Как бы то ни было – не жалею.
Дай ещё сигарету, в общем.

Нет, я не предполагала, что он на следующее же утро опять в поход уйдёт.
Но и когда узнала – ну и что? Ну психанул. Бывает, в общем. Думаешь, я не психовала?
Да и потом, кстати. Он же с Андреем Семилавочкиным пошёл, а Андрей вечно молодняк водил, ну какая там категория, первая-вторая разве что. Твой отец к тому времени почти снежным барсом был, только какой-то горы не хватало или двух, не помню. Скольки-то-тысячников, он-то их всех наизусть знал. Снежный барс. Ирбис, блин, кошак драный пятнистый. Дурак в крапинку. Пятая, пятая-бэ, пальцы веером, сопли пузырями…
Сама уже во всей этой мутотени категорийной разбираться научилась. Тьфу.

Потом узнала, что Андрей на вокзале сломал ногу. Анекдотично – не поверишь, совсем по дурным комедиям, – он действительно поскользнулся на банановой кожуре. Чушь, чепуха, разве что посмеяться, а вот – двойной перелом и разрыв связок. Наташка его рассказывала. Потом два месяца лежал в гипсе на растяжке, в общем.
Как узнал через неделю – запил, да.
По-чёрному.
Первый раз и последний.
Потом несколько лет – никуда. И дальше тоже – не в горы. Пешие, водные…
Ну да ты знаешь.
Вот потому тебя и не брал.

В общем, пошли они тогда с одним руководителем.
А чего, кстати, он ведь опытный.
А поход совсем лёгкий, почти матрасный.

Дальше – ну как, совсем за детали не поручусь. Может, что напутаю. Просто пересказываю. Как запись на диктофоне.
Много раз слушала.
Если хочешь – могу тебе полный список выдать – тех, кто в том походе был.
Ну да, вот. Держи. Порасспрашивай. Не всё мне рассказывать, кстати.
Гюльнару Салимову только не трогай.
Она беременна сейчас.
А ты безжалостный. В отца.
Наверное, это хорошо. Для тебя.
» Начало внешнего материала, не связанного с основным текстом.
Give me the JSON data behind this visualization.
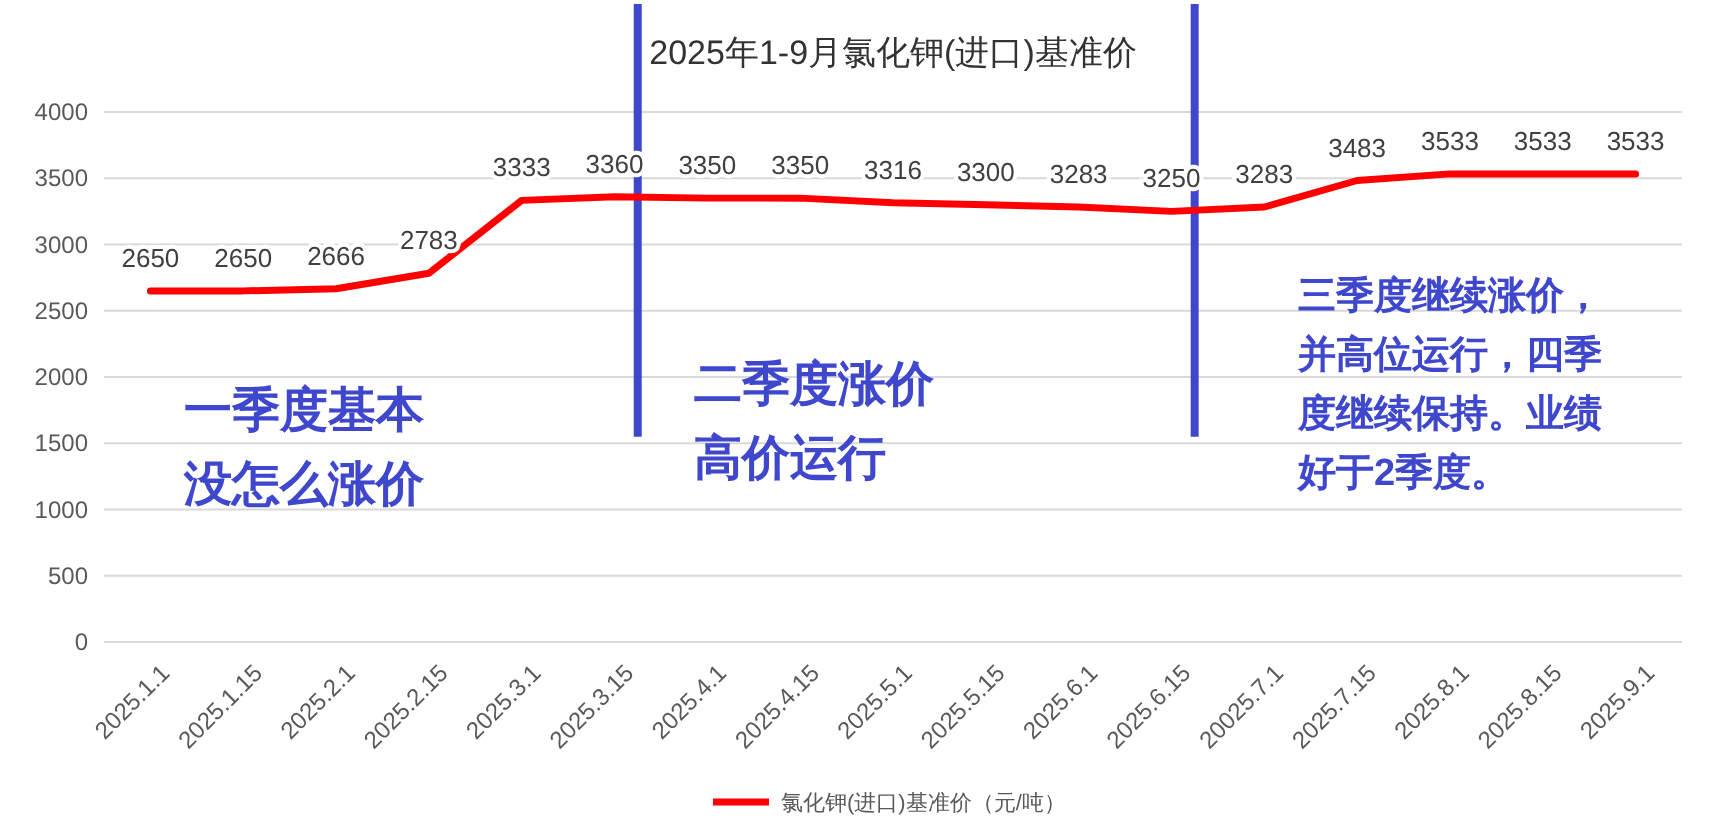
{
  "chart_data": {
    "type": "line",
    "title": "2025年1-9月氯化钾(进口)基准价",
    "categories": [
      "2025.1.1",
      "2025.1.15",
      "2025.2.1",
      "2025.2.15",
      "2025.3.1",
      "2025.3.15",
      "2025.4.1",
      "2025.4.15",
      "2025.5.1",
      "2025.5.15",
      "2025.6.1",
      "2025.6.15",
      "20025.7.1",
      "2025.7.15",
      "2025.8.1",
      "2025.8.15",
      "2025.9.1"
    ],
    "series": [
      {
        "name": "氯化钾(进口)基准价（元/吨）",
        "color": "#ff0000",
        "values": [
          2650,
          2650,
          2666,
          2783,
          3333,
          3360,
          3350,
          3350,
          3316,
          3300,
          3283,
          3250,
          3283,
          3483,
          3533,
          3533,
          3533
        ]
      }
    ],
    "ylim": [
      0,
      4000
    ],
    "yticks": [
      0,
      500,
      1000,
      1500,
      2000,
      2500,
      3000,
      3500,
      4000
    ],
    "grid": "y",
    "legend": "bottom",
    "data_labels": true,
    "marker": "none",
    "line_style": "solid",
    "ref_lines": [
      {
        "axis": "x",
        "value": "2025.3.15",
        "color": "#3f48cc"
      },
      {
        "axis": "x",
        "value": "2025.6.15",
        "color": "#3f48cc"
      }
    ],
    "annotations": [
      "一季度基本没怎么涨价",
      "二季度涨价高价运行",
      "三季度继续涨价，并高位运行，四季度继续保持。业绩好于2季度。"
    ]
  }
}
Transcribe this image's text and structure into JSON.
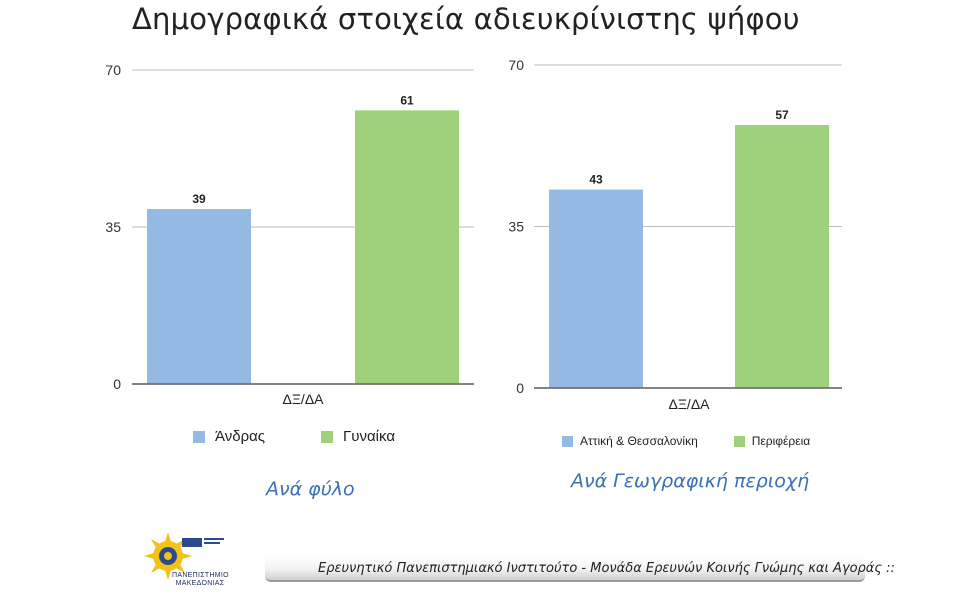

Хотя – не знаю.
Да, и ещё – Виталика Финозёрова уже больше нет. Давно нет.
Нет, не в горах.
Автокатастрофа. Встречный грузовик – водитель заснул за рулём.
Нет, ничего похожего.

В общем, так.
Они остановились на краю какого-то ледника. В смысле, вот так – язык ледника по склону, а они параллельно ему. На каком-то там плюс-минус устойчивом месте.
Надо было перейти перевал. Там того ледника не до фига было, на самом деле. Чуть ли не единственное небезопасное место за весь поход. То есть в связках немного подняться, перевалить – и снова нормально. Они в связках и уже были, это так, не привал был, а передохнуть да головой повертеть.
Говорю же – Андрей молодняк водил.

Твой отец пошёл посмотреть на перевал.
Один.
Нет. Без страховки.
Я не знаю, почему. Может, хвост распустить, какой он крутой. Может, горная болезнь в голову ударила. Хотя вряд ли – он же только с гор был. Перепады давления, может… ну не знаю, действительно. Вернее же всего – просто забыл. Чего там – подняться да посмотреть, да ведь, в общем?
А остальные – они понятно чего, они смотрели не на перевал, а на твоего отца.
Он же гуру. Почти снежный барс.
А у них у кого второй поход, у кого третий, у кого вообще – вроде как с почином, Глеб Егорыч.
А там гора, кстати, ещё и достаточно пологая была.
Но скользко, да, ледник.

Он поскользнулся.
Попытался остановиться сначала просто за счёт трения тела.
Потом попытался зарубиться. Ну, ледорубом.
Ледоруб вырвало из рук.

Они стояли и смотрели, как он скользил к трещине. Я же говорю – стояли параллельно леднику.
Уже в связках были, да. В тройках, как обычно.
Андрей их учил, что в таком случае – двое из тройки зарубаются, один прыгает вперёд, падает поверх и останавливает скольжение. Ну, или замедляет. Потом те двое этих двоих вытаскивают на верёвке.
Они же на устойчивом месте были, в общем.
Если бы кто из них поскользнулся – так бы и сработали.
Андрей их учил. Точно. Говорил потом. Много раз говорил – а куда деваться?
Он хорошо учил вроде.

Но тут-то – гуру.
Он ведь знает, что делает.
Он опытный. Он опытней их всех, вместе взятых. На самом деле, как ни считай, – и по походам, и по категориям этим…
С ним ничего не может случиться. Просто потому, что не может. Никак. Нельзя же в такое – поверить.

Стояли и смотрели.

А на помощь он не звал.
Так и не позвал.
До конца.
Думаю, и сам – не поверил.

А трещина была – глубиной восемьдесят девять метров.
Любому гуру – хватит.

Промеряли, конечно.
Именно такое число было – в протоколах.
Запомнила.

Потом, когда пошли следствия да разбирательства, – а это всегда, если из похода, как говорится, с грузом-двести, – их кучу раз спрашивали и переспрашивали: «Как же вы так? Вы что, не видели? Не понимали?».
А они всё повторяли, как в трансе или под гипнозом, что он был самый опытный и что с ним ничего не могло случиться.
Ну, они так думали.
На самом деле так думали. Не врали.

Нет, я не слишком много курю. Ещё сигарету – и хватит.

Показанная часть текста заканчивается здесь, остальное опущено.